Jesner v. Arab Bank (Decision April 24, 2018)

Procedural Law

Foreign terrorist attack victims will not be able to use the U.S. courts to get money damages from the Jordanian bank.

Both parties in this case are foreign. Jesner and the rest of the plaintiffs (from Israel) sued Arab Bank (of Jordan) claiming that the bank facilitated certain terrorist attacks in Israel, the West Bank and Gaza. The plaintiffs filed a suit in U.S. federal court under the Alien Tort Statute to recover monetary damages resulting from the attacks.

Jesner v Arab Bank Decision

Why were the Plaintiffs using U.S. courts? Because of the Alien Tort Statute.

And - the more particular question of this case - does the Alien Tort Statute work against a foreign corporation?

First, to explain the statute generally...

Alien Tort Statute

The Alien Tort Statute was established in 1789. A couple altercations had arisen to illustrate that Congress might want to address whether foreigners could use U.S. courts to sue for damages.
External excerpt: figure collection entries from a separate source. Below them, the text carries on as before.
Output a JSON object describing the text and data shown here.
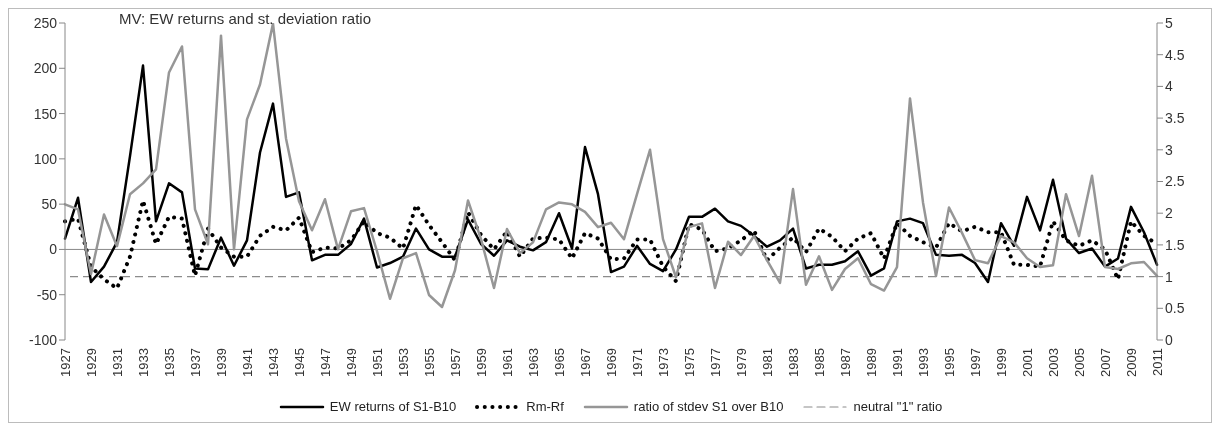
{
  "chart_data": {
    "type": "line",
    "title": "MV: EW returns and st. deviation ratio",
    "categories": [
      "1927",
      null,
      "1929",
      null,
      "1931",
      null,
      "1933",
      null,
      "1935",
      null,
      "1937",
      null,
      "1939",
      null,
      "1941",
      null,
      "1943",
      null,
      "1945",
      null,
      "1947",
      null,
      "1949",
      null,
      "1951",
      null,
      "1953",
      null,
      "1955",
      null,
      "1957",
      null,
      "1959",
      null,
      "1961",
      null,
      "1963",
      null,
      "1965",
      null,
      "1967",
      null,
      "1969",
      null,
      "1971",
      null,
      "1973",
      null,
      "1975",
      null,
      "1977",
      null,
      "1979",
      null,
      "1981",
      null,
      "1983",
      null,
      "1985",
      null,
      "1987",
      null,
      "1989",
      null,
      "1991",
      null,
      "1993",
      null,
      "1995",
      null,
      "1997",
      null,
      "1999",
      null,
      "2001",
      null,
      "2003",
      null,
      "2005",
      null,
      "2007",
      null,
      "2009",
      null,
      "2011"
    ],
    "series": [
      {
        "name": "EW returns of S1-B10",
        "color": "#000000",
        "line_style": "solid",
        "values": [
          12,
          57,
          -36,
          -19,
          8,
          103,
          203,
          31,
          73,
          63,
          -21,
          -22,
          13,
          -18,
          10,
          107,
          161,
          58,
          63,
          -12,
          -6,
          -6,
          6,
          34,
          -20,
          -15,
          -8,
          23,
          0,
          -8,
          -8,
          33,
          6,
          -7,
          10,
          3,
          -1,
          8,
          40,
          1,
          113,
          61,
          -25,
          -19,
          4,
          -16,
          -24,
          0,
          36,
          36,
          45,
          31,
          26,
          15,
          3,
          10,
          23,
          -21,
          -17,
          -17,
          -13,
          -2,
          -29,
          -21,
          31,
          34,
          29,
          -6,
          -7,
          -6,
          -15,
          -36,
          29,
          4,
          58,
          21,
          77,
          12,
          -4,
          1,
          -19,
          -10,
          47,
          19,
          -17
        ]
      },
      {
        "name": "Rm-Rf",
        "color": "#000000",
        "line_style": "dotted",
        "values": [
          31,
          34,
          -19,
          -33,
          -43,
          -8,
          54,
          6,
          36,
          34,
          -29,
          23,
          2,
          -8,
          -8,
          15,
          25,
          21,
          35,
          -3,
          2,
          1,
          10,
          31,
          18,
          13,
          1,
          49,
          27,
          8,
          -12,
          41,
          16,
          0,
          20,
          -8,
          12,
          13,
          11,
          -10,
          18,
          12,
          -11,
          -10,
          11,
          11,
          -19,
          -35,
          28,
          22,
          -2,
          1,
          10,
          21,
          -12,
          2,
          13,
          -3,
          23,
          14,
          -2,
          12,
          18,
          -10,
          29,
          15,
          8,
          2,
          29,
          20,
          25,
          19,
          19,
          -17,
          -17,
          -19,
          31,
          10,
          4,
          10,
          0,
          -33,
          31,
          15,
          6
        ]
      },
      {
        "name": "ratio of stdev S1 over B10",
        "color": "#969696",
        "line_style": "solid",
        "axis": "y2",
        "values": [
          2.14,
          2.06,
          1.04,
          1.98,
          1.48,
          2.3,
          2.47,
          2.69,
          4.22,
          4.63,
          2.06,
          1.51,
          4.8,
          1.43,
          3.48,
          4.03,
          4.99,
          3.18,
          2.19,
          1.73,
          2.22,
          1.43,
          2.03,
          2.08,
          1.4,
          0.65,
          1.29,
          1.37,
          0.71,
          0.52,
          1.1,
          2.2,
          1.59,
          0.82,
          1.75,
          1.37,
          1.54,
          2.06,
          2.17,
          2.14,
          2.02,
          1.78,
          1.85,
          1.59,
          2.3,
          3.0,
          1.59,
          0.99,
          1.78,
          1.84,
          0.82,
          1.55,
          1.34,
          1.64,
          1.26,
          0.9,
          2.38,
          0.87,
          1.32,
          0.79,
          1.12,
          1.29,
          0.88,
          0.78,
          1.15,
          3.81,
          2.17,
          1.01,
          2.09,
          1.69,
          1.26,
          1.21,
          1.64,
          1.54,
          1.29,
          1.15,
          1.18,
          2.3,
          1.64,
          2.59,
          1.15,
          1.12,
          1.21,
          1.23,
          1.01
        ]
      }
    ],
    "ref_lines": [
      {
        "axis": "y2",
        "value": 1,
        "label": "neutral \"1\" ratio",
        "color": "#8c8c8c",
        "line_style": "dashed"
      }
    ],
    "ylim": [
      -100,
      250
    ],
    "yticks": [
      -100,
      -50,
      0,
      50,
      100,
      150,
      200,
      250
    ],
    "y2lim": [
      0,
      5
    ],
    "y2ticks": [
      0,
      0.5,
      1,
      1.5,
      2,
      2.5,
      3,
      3.5,
      4,
      4.5,
      5
    ],
    "grid": false,
    "legend": "bottom",
    "marker": "none"
  }
}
For example, a French adventurer had assaulted a French diplomat in Philadelphia. The dispute seemed sufficiently connected to the U.S. that U.S. courts should be able to get involved.
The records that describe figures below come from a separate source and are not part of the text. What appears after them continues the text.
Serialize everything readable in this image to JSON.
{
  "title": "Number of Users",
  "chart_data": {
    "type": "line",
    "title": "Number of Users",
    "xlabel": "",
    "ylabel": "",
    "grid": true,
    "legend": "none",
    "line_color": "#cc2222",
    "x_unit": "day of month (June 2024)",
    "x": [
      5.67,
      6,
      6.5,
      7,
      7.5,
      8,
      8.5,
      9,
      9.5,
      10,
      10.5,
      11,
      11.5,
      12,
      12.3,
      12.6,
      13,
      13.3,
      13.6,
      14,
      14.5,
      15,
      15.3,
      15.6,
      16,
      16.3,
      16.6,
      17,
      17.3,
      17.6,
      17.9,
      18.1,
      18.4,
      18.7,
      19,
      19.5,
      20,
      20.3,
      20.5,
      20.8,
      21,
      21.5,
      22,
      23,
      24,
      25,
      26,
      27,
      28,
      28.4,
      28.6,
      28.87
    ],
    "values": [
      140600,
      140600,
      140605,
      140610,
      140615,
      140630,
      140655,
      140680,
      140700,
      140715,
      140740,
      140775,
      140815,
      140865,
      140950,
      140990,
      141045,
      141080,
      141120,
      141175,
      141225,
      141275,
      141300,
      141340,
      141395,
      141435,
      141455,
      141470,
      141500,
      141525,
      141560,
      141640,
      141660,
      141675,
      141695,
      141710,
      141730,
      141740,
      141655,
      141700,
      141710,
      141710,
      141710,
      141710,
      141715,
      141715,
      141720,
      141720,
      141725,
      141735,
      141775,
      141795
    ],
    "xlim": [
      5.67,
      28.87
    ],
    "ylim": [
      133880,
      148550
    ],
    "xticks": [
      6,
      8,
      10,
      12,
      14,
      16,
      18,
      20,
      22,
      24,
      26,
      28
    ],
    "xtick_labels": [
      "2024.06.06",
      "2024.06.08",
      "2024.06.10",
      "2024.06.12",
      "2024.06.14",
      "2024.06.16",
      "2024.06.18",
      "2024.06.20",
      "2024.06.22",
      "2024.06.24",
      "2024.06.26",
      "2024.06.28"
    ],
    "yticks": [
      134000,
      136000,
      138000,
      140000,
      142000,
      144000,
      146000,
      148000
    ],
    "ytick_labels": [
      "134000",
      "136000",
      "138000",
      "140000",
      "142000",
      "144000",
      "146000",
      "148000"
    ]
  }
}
But courts can only get involved if they have jurisdiction. At the time, they didn't have jurisdiction to hear suits like that from foreigners.

So Congress passed the Alien Tort Statute to provide jurisdiction. Jurisdiction gives someone the right to use a U.S. court, and the Alien Tort Statute only said: If a particular action would violate the international norms, then a foreigner has the right to use U.S. courts to request monetary damages from the wrongdoer.
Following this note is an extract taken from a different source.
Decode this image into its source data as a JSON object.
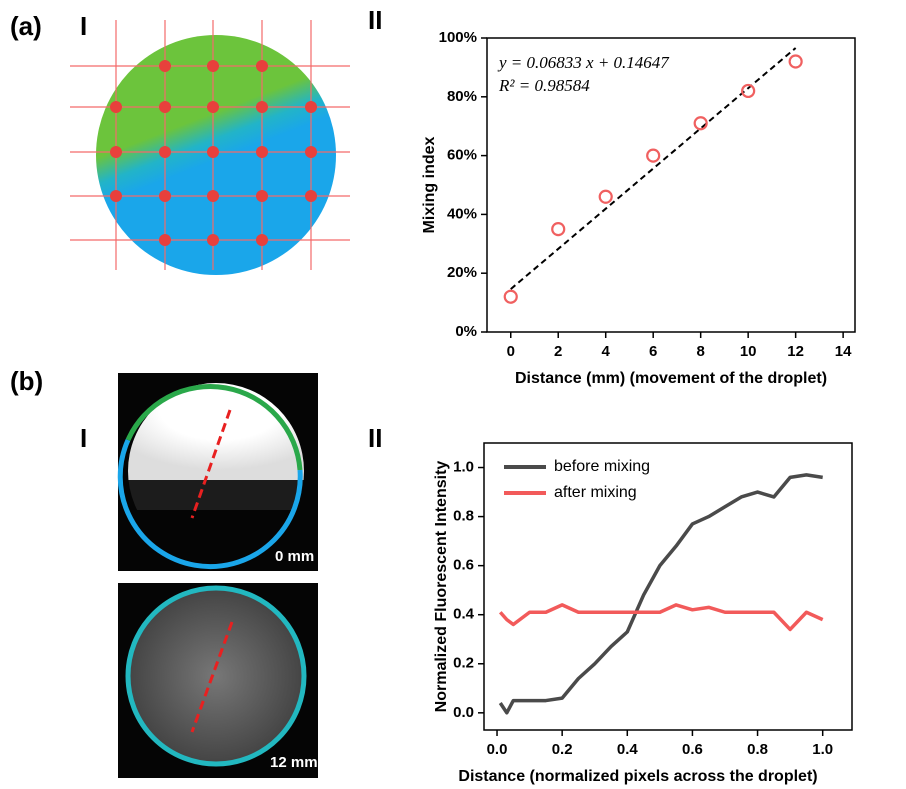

There are a few important limitations here. One, jurisdiction under the ATS is only for civil actions (monetary damages). Two, the foreigner must allege that the defendant has broken an international norm. And three, the dispute must "touch and concern" the U.S. (Kiobel v. Royal Dutch Petroleum Co. (2013).

From the 18th Century to today

At the time the ATS was passed, international norms spoke about things like piracy on the seas, slave trading, and diplomatic rights. They didn't include some of the more modern norms of international law, like the one alleged in this case: facilitation of financial support to terrorist activity.

After the ATS was passed, it wasn't used much. Not until the 20th Century, when international law became more recognized (think WWII and crimes against humanity). By the time cases started appearing in the courts under the ATS, it had been so long, that the courts had to figure out what types of cases the law actually allowed into courts. 

Bright-line limit

This case gave the Court an opportunity to declare a limit to the Alien Tort Statute's jurisdictional grant. The question was: does the statute allow plaintiffs to pull foreign corporations into court?

The Court said no.

The Alien Tort Statute, it reminds us, is only meant to provide a right to get into court for violations of international norms recognized at the time the ATS was passed. And the statute was meant to resolve potential issues of diplomacy, not to cause more complications. Bringing foreign corporations into it changes the entire nature of what was intended.

For one, what was meant to be a right to use U.S. courts for things uniquely connected to the U.S. would - with the inclusion of foreign corporate liability - "ha[ve] the potential to involve groups of foreign plaintiffs suing foreign corporations in the United States for alleged human-rights violations in other nations." Furthermore, the international norms the statute intended were a mere modest set. The types of actions that the U.S. could get itself into redressing in relation to multinational corporations is vast. 

When it comes down to it, the Court said, it's not the judicial branch's role to extend the ATS to suits against foreign corporations. It would be Congress' role to consider all of those implications, if Congress so desired.